Dans ce contexte, il est important d’encadrer le développement des surfaces pour préserver la trésorerie, et assurer ainsi la survie des exploitations à moyen terme. Ne pas tenir compte de ce contexte de marché en misant sur une forte croissance à venir constituerait un pari risqué qui pourrait nuire à l’ensemble de la filière. La maîtrise du renouvellement des plantations est indispensable pour retrouver au plus vite un équilibre entre l’offre et la demande.
Un avenir soucieux pour le Lavandin en Provence
Bien que le contexte de surproduction soit toujours une réalité du fait d’une demande plus faible, l’offre en Lavandin est repassée légèrement en dessous du niveau de 2019, avec moins de 23 000 hectares cultivées. En cause, l’arrachage massif constaté dans les zones historiques, de l’ordre de -10% par an sur les deux dernières années. Le Plateau de Valensole, berceau de la production lavandicole, a perdu de sa superbe en plusieurs années. Les champs de Lavandin, qui inondaient autrefois cette zone devenue un symbole touristique, se raréfient avec le temps, les contraintes techniques et économiques n’encourageant pas les producteurs à maintenir cette culture devenue non rentable et la réduction des intrants ayant un impact sur la beauté des parcelles.

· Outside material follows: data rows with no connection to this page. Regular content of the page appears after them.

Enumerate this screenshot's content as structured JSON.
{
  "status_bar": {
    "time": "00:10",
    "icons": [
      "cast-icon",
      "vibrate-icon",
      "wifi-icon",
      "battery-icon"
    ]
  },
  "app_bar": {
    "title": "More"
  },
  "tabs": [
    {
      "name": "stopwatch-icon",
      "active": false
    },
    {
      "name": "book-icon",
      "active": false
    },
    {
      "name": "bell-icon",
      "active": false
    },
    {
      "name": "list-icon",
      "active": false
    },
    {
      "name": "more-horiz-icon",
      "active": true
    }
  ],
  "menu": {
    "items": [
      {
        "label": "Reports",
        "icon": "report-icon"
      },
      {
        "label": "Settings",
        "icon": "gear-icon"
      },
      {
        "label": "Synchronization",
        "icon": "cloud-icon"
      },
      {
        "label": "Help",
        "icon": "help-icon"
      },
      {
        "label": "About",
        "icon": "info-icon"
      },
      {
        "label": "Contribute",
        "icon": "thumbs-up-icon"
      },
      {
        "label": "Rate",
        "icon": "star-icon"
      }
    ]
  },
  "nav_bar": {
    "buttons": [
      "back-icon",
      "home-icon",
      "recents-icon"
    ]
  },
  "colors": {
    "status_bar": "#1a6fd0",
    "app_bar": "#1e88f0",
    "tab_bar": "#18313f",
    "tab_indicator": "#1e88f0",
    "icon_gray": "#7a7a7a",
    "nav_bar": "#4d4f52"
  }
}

Le renouvellement d’une partie des plantations reste donc nécessaire pour pouvoir répondre durablement à la demande des prochaines années en tenant compte du cycle de vie de la plante et des contraintes techniques qui pèsent sur la culture. L’irrégularité des régimes de pluie produite par le dérèglement climatique, couplée à l’invasion des ravageurs, et principalement de la cécidomyie, en fait une culture fragile sur le plan technique, au même titre que les pratiques de vente à perte, bien souvent par le biais d’intermédiaires, en font une culture fragile sur les plans social et économique.
À la SCA3P, nous encourageons la recherche et la signature de contrats pluriannuels qui garantissent une juste rémunération pour les producteurs, en tenant compte à la fois du prix de marché, mais aussi du coût de revient, et permettent d’envisager plus sereinement l’avenir. L’objectif est de pouvoir limiter à terme la volatilité de cette matière et de mettre fin aux cycles économiques qui se répètent et qui pénalisent à tour de rôle chaque partie. Nous avons pu compter cette année encore sur le soutien de nos plus fidèles partenaires dans cette démarche au travers de relations commerciales renforcées, plus justes et plus durables.
La plantation n’est donc pas qu’une banale étape de l’itinéraire cultural, elle soulève dans le contexte économique actuel de nombreux questionnements et fait l’objet de préoccupations. La pluie et un retour de la croissance sont maintenant à espérer pour que les nouveaux plants puissent voir le jour sous les meilleurs auspices.